Claro, una mayoría del fallido FREDEMO y del también errático Movimiento Libertad, sacó la conclusión de que había que hacer lo opuesto y sin ningún recato empezaron a emigrar hacia Fujimori a las pocas semanas de haber gritado golpe en las calles en el último desesperado intento por salvar sus esperanzas e inversiones en la opción de Vargas Llosa.
Fue entonces que el ex candidato trazó la línea y puso en un lado a los traidores, rechazando como explicación las cercanías de propuesta con el nuevo presidente, que se evidenciaron después de las elecciones. Además estaba la cuestión García, que para el escritor era el modelo opuesto al suyo: mentiroso, sin principios y corrupto, y que era el verdadero responsable de la victoria de Fujimori. Ese es el sentido del libro “El pez en el agua”, que en realidad debió llamarse “el pez que se quedó sin agua”.
Ciertamente, uno hubiera podido suponer que Mario Vargas Llosa hablaba en serio cuando afirmaba que se retiraba de la política y volvía a su papel de escritor, de donde nunca debió haber salido. Pero tan sincero no era. Como que hubiera creído que no volvería a asociarse con la política profesional y los partidos tradicionales, que fue uno de los errores que reconoció en su libro.
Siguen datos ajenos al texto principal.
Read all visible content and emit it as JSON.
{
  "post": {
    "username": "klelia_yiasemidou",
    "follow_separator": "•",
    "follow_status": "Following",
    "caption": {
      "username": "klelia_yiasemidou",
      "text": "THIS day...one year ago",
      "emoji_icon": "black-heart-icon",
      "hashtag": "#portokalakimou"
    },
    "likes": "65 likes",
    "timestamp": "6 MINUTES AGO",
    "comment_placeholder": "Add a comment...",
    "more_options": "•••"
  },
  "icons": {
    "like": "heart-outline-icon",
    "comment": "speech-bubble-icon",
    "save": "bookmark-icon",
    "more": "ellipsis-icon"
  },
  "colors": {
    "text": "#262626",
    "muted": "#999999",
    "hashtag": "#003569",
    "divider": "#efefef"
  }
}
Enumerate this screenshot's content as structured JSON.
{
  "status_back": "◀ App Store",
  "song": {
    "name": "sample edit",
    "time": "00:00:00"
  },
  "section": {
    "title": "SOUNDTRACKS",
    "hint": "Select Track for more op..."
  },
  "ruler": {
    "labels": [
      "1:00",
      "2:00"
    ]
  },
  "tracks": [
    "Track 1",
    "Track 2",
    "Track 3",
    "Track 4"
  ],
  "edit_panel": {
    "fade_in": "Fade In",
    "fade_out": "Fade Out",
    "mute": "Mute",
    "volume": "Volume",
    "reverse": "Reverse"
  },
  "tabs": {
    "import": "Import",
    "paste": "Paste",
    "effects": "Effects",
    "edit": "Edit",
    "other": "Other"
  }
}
Pero tan principista no terminó siendo. Y que no transigiría con alguien al que consideró corrupto por veinte años y para el que pidió la cárcel. Y esto es lo que acaba de hacer con García, demostrando que tan honesto tampoco era.
Hildebrandt tiene razón cuando establece la probable ecuación de la política peruana de los 2000, que cierra el agitado período político 80-90: primero, está el abrazo García-Fujimori, al que le ha seguido el de García-Vargas Llosa. Falta que otra vez estemos ante el peligro de un siniestro populismo para que el escritor admita la conveniencia de abrazarse con el odiado fujimorismo (que ya no sería tan odiado). Que en el camino se declare que se hace las cosas por el bien del país, con las narices tapadas, sin renunciar a principios (?), es intrascendente. Ya se vio en el patio de Palacio, cuán identificados pueden terminar estando los enemigos de hace veinte años. ¿Por qué no se aplicaría este mismo criterio al chino o sus descendientes si hay que “salvar a la democracia”?
Para los mortales comunes y corrientes esto sabe a politiquería, a que todos son iguales y a que nos han tomado el pelo escenificando peleas para concluir abrazándose, Y es verdad que nada hace más daño a la democracia, es decir a la confianza de la gente en instituciones, que hayan tan pocos políticos capaces de mantener una política coherente. Ni siquiera en el caso de escritores metidos a la política, que se asquean de sus métodos, pero los practican.